|Title:||Czech Syntactic Lexicon||Add Dissertation|
|Author:||Hana Skoumalová||Update Dissertation|
|Email:||click here to access email|
|Institution:||Charles University in Prague, Institute of Theoretical and Computational Linguistics|
|Linguistic Subfield(s):||Computational Linguistics; Syntax; Lexicography;|
|Abstract:||In this work, an electronic lexicon of Czech verbs is presented. The lexicon contains valency frames of ca 15,000 Czech verbs, and its purpose is to enrich information contained in other electronic dictionaries. The trend of recent years is to make large-scale reusable sources which can be combined with other sources. This work shows how the lexicon cooperates with an existing morphological lexicon and how it can be used in various NLP systems.
Chapter 2 discusses several theoretical approaches in comparison with Functional Generative Description (FGD), which is used for the dictionary. The explication concentrates especially on the structure of lexicons in single theories. A lexicon usually conforms certain preconditions resulting from using a given theoretical framework, and so the possibility of creating a lexicon which would be transferable to another theoretical framework is explored.

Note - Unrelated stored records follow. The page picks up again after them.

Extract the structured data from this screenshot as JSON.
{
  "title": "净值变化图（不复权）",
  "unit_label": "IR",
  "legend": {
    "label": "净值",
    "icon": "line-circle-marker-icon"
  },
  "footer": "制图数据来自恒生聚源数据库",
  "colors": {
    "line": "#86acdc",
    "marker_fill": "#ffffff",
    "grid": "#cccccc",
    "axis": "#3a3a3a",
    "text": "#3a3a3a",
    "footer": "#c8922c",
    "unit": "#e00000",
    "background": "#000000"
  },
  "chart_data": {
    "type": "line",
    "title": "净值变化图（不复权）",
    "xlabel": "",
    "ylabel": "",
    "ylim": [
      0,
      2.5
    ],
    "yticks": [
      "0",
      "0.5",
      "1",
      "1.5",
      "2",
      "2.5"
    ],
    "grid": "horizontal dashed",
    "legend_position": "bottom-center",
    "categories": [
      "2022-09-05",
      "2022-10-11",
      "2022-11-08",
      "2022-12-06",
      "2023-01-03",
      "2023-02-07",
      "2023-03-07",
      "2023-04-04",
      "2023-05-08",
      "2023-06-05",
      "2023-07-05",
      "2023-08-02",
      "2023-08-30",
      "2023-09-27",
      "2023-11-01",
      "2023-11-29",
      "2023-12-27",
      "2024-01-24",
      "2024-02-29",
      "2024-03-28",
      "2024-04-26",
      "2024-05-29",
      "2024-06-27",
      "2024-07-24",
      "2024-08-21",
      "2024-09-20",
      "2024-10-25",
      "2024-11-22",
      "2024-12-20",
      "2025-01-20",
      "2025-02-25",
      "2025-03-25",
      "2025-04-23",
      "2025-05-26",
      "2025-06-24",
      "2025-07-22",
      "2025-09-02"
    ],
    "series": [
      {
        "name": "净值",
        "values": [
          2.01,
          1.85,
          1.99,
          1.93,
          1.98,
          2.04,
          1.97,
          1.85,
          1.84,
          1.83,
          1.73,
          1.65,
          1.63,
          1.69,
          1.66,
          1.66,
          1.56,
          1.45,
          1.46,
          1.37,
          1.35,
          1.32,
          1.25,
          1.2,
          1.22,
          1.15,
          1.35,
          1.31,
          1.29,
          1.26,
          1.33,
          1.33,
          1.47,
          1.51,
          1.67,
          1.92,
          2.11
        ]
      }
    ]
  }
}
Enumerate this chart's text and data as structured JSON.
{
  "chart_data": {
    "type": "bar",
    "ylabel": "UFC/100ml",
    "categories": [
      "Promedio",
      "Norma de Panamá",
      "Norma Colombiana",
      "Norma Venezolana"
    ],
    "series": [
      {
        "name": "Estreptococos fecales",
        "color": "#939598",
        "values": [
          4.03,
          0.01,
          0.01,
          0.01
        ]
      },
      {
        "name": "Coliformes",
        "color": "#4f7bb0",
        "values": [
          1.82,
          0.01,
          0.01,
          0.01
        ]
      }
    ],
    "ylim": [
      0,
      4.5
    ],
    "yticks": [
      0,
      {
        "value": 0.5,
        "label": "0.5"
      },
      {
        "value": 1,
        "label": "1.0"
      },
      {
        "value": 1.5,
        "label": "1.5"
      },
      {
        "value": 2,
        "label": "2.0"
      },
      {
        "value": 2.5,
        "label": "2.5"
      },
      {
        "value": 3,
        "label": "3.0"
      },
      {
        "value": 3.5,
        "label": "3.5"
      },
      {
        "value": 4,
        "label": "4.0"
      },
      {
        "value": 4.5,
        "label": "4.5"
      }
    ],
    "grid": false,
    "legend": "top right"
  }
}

Chapter 3 discusses the possibility of using existing sources, with respect to the desired result and the theoretical framework adopted for the work. There were already several Czech syntactic lexicons created in the past, but unfortunately their reuse would be rather difficult. This chapter mentions several such attempts, and describes in detail a lexicon which is used.
Chapter 4 describes the verb frame. First, the format of the lexical entry is described, then various types of reflexive constructions in Czech, and their encoding in the lexicon are discussed. In the next section, possible diatheses of the basic (active) frame are shown, and it is also discussed which of these diatheses can be added to the dictionary on a regular basis and which have to be treated as exceptions. The last section describes so called equi and raising verbs.
In Chapter 5, the procedure of automatic conversion of the source dictionary to the proposed format is shown. For this conversion, an algorithm was created which assigns the functors (semantic roles) to single members of a frame. The output of this procedure will serve as an input for an editor. It is discussed what amount of the source data can be completed by this procedure and what amount needs post-editing. It is also shown how the resulting lexicon can be used in NLP systems.
Chapter 6 sums up. In Section 6.1, verbs are sorted into groups according their frames, and the results are compared with results of other researchers. In Section 6.2, perspectives of the language processing based on symbolic methods are discussed, and the possible usage of the lexicon in corpus linguistics.